Secession fiends have their needs catered to by Miklošičeva street, which sets off straight from the Emporium building, while roaming around the banks of the Ljubljanica you will often meet the works of the country’s most famous architect, Jože Plečnik, such as the Fish Market or the Cobblers’ and the Triple bridges. The river side is also dotted with cafés, which had a decidedly outdoorsy Mediterranean vibe even on a rainy October evening while Stari Trg, connecting the centre to the castle, has several exciting shops of which we will naturally highlight the beer store, Za popen’t, where one can purchase a varied array of local craft beers- on a touching note, they qualify as local everything coming from the space of the former Yugoslavia.

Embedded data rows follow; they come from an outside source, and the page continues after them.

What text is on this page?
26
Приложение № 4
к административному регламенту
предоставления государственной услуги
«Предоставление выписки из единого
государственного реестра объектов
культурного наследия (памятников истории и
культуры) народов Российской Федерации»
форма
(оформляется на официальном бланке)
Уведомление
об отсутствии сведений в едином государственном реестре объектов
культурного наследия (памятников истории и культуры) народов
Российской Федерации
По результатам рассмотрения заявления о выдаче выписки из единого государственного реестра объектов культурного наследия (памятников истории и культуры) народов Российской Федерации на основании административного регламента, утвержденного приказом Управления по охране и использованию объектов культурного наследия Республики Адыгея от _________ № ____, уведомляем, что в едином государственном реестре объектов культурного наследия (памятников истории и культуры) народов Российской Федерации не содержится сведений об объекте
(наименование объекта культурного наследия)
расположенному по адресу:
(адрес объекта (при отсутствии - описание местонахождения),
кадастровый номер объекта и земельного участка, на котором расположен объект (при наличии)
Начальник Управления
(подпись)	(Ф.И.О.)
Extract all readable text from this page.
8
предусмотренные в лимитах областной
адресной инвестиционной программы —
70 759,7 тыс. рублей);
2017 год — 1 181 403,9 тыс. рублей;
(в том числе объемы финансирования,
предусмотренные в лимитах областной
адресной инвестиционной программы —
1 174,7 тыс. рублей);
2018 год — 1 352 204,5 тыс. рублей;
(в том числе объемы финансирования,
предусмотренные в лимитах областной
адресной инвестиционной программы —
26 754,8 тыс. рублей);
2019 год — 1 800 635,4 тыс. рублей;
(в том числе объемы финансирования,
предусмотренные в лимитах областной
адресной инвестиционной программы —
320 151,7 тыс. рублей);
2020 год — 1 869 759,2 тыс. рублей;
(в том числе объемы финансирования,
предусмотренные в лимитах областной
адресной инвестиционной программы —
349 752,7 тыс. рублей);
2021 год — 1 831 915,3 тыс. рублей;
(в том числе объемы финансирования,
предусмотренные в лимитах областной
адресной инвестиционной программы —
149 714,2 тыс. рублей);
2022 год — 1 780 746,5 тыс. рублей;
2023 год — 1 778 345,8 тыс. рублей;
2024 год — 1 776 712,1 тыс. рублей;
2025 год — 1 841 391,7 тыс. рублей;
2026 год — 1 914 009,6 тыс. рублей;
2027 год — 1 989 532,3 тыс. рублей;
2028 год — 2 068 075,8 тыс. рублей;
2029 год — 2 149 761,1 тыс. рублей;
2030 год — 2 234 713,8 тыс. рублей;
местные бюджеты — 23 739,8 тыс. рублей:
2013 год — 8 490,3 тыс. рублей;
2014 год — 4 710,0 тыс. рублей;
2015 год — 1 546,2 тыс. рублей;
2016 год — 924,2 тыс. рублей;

Most travelers have probably encountered castles far more exciting than the one in Ljubljana, but yet again one has to be impressed by the marketing flair of Slovenians: every bit of the building is nicely touched up and used for some purpose, even if it’s an odd exhibition or a Puppet Museum- though, frankly, the Puppet Museum is far more interesting than initially thought and I would warmly recommend it to anyone- bar perhaps some of the scarier dolls. According to our informative booklet (Slovenians also love those and have them ready in several languages at most touristic attractions), on a clear day you can see about a third of Slovenia from the castle’s tower. However, our day happened to be a rainy and foggy one, which was only half a pity, because there’s an unexpected charm in mist rolling over the yellow and crimson hills embracing autumnal Ljubljana and that’s somehow befitting the entire city as well- you start liking it when you least expect it.